Run Sheep Run, Hide and Seek, Grab the Hat, were all common games then, and even today they haven’t changed much. In winter, when the snow was on the ground, Fox and Goose was popular, and at mixed parties with boys and girls present, the swinging games like ‘Farmer in the Dell’ and ‘Three Old Bums’ were popular. Each of them had its song like “Three old bums a sliding west, sliding west, sliding west, three old bums a sliding west on a cold and frosty morning. The ice was thin and they fell in, they fell in, they fell in and the rest all ran away.” At which time the ‘bums’ in the center picked a party and swung her or him around and then they in turn were the three old bums. In ‘Farmer in the Dell,’ the farmer was in the center of the ring and the group circled him singing: “The farmer in the dell, the farmer in the dell, hi ho the merrie-o, the farmer in the dell.” The farmer takes a wife (and he picks a girl who joins him in the center) and then the wife picks the child, the child picks a dog, the dog a cat, the cat a mouse, the mouse picks the cheese, then the cheese becomes the farmer and the game starts all over again. One could get a few hugs this way and that was the point of the game (I think).
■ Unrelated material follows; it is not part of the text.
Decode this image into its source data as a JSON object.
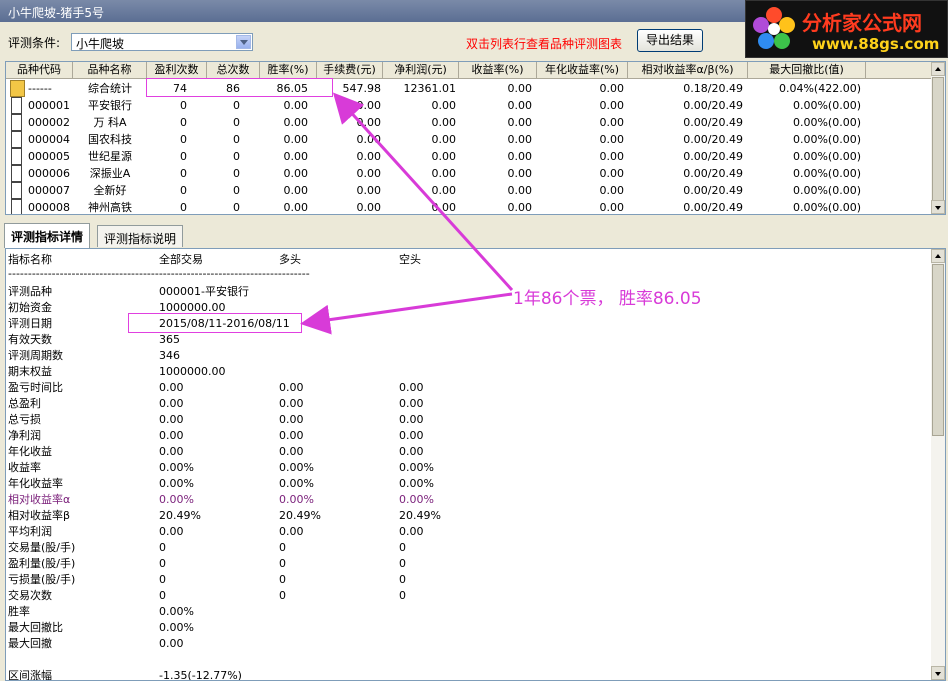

Most of the boys played Mumbley Peg. Since every boy carried a pocket knife, this game used that knife by the boys opening the blades and sticking it in the ground by dropping it from various positions in order, until it failed to stick and he lost his turn. There were some dozen or more positions in the routine, knuckles, over the shoulder, from the ear, etc.
The smaller girls, particularly, like to play Jacks. Little six-sided metal jacks were picked up between bounces of a small rubber ball. First one, then two, until all had been picked up in rotation without touching other than the ones to be picked up. Today it is hard to find the metal jacks and even a rubber ball. Once in a while one still sees children playing with them.
Another popular game was jumping over cracks in the walk, where there was a walk. ‘Don’t step on a crack, break your grandmother’s back’ was a saying I recall.
Bicycles were few and far between. In fact, in all of my eight years in grade school, I only knew of two, and neither of them were owned by school children. There was one owned by a young man in the neighborhood — which was very tempting to us as we walked by his home and saw it sitting on the porch. In fact, we were known to sneak a ride once in a while. I got a well deserved strapping one day because I rode it and when the owner called Dad, I said I had not ridden it. I got a whuppin’ not for the riding, but for the lying about it.
Whippings? Well, it was common practice that if you got one in school you got another when you got home. Some teachers used the rod more than others. One lady used a strap and used it often and well. But the worst whipping ever was to have the teacher send you out to cut a switch so she could use it on you. Switches smarted around the legs, where the cardboard from tablets hid in the seat of the pants failed to cover. Some of the boys got so many whippings that they wore two or even three layers of pants, even when it was warm, ‘just in case.’ Some of the boys were bigger than the teacher and often it was a clash of wills that brought on a showdown, most often won by the teacher. I never knew a teacher who failed to give the promised punishment, and aside from the problems that one teacher had with the parents, in most cases the parent and teacher saw eye to eye and there was no problem. FC
The late Perry Piper was a newspaper columnist in Indiana and Illinois for more than 12 years. His columns, reprinted here from his memoirs, appear in Farm Collector with the permission of his family.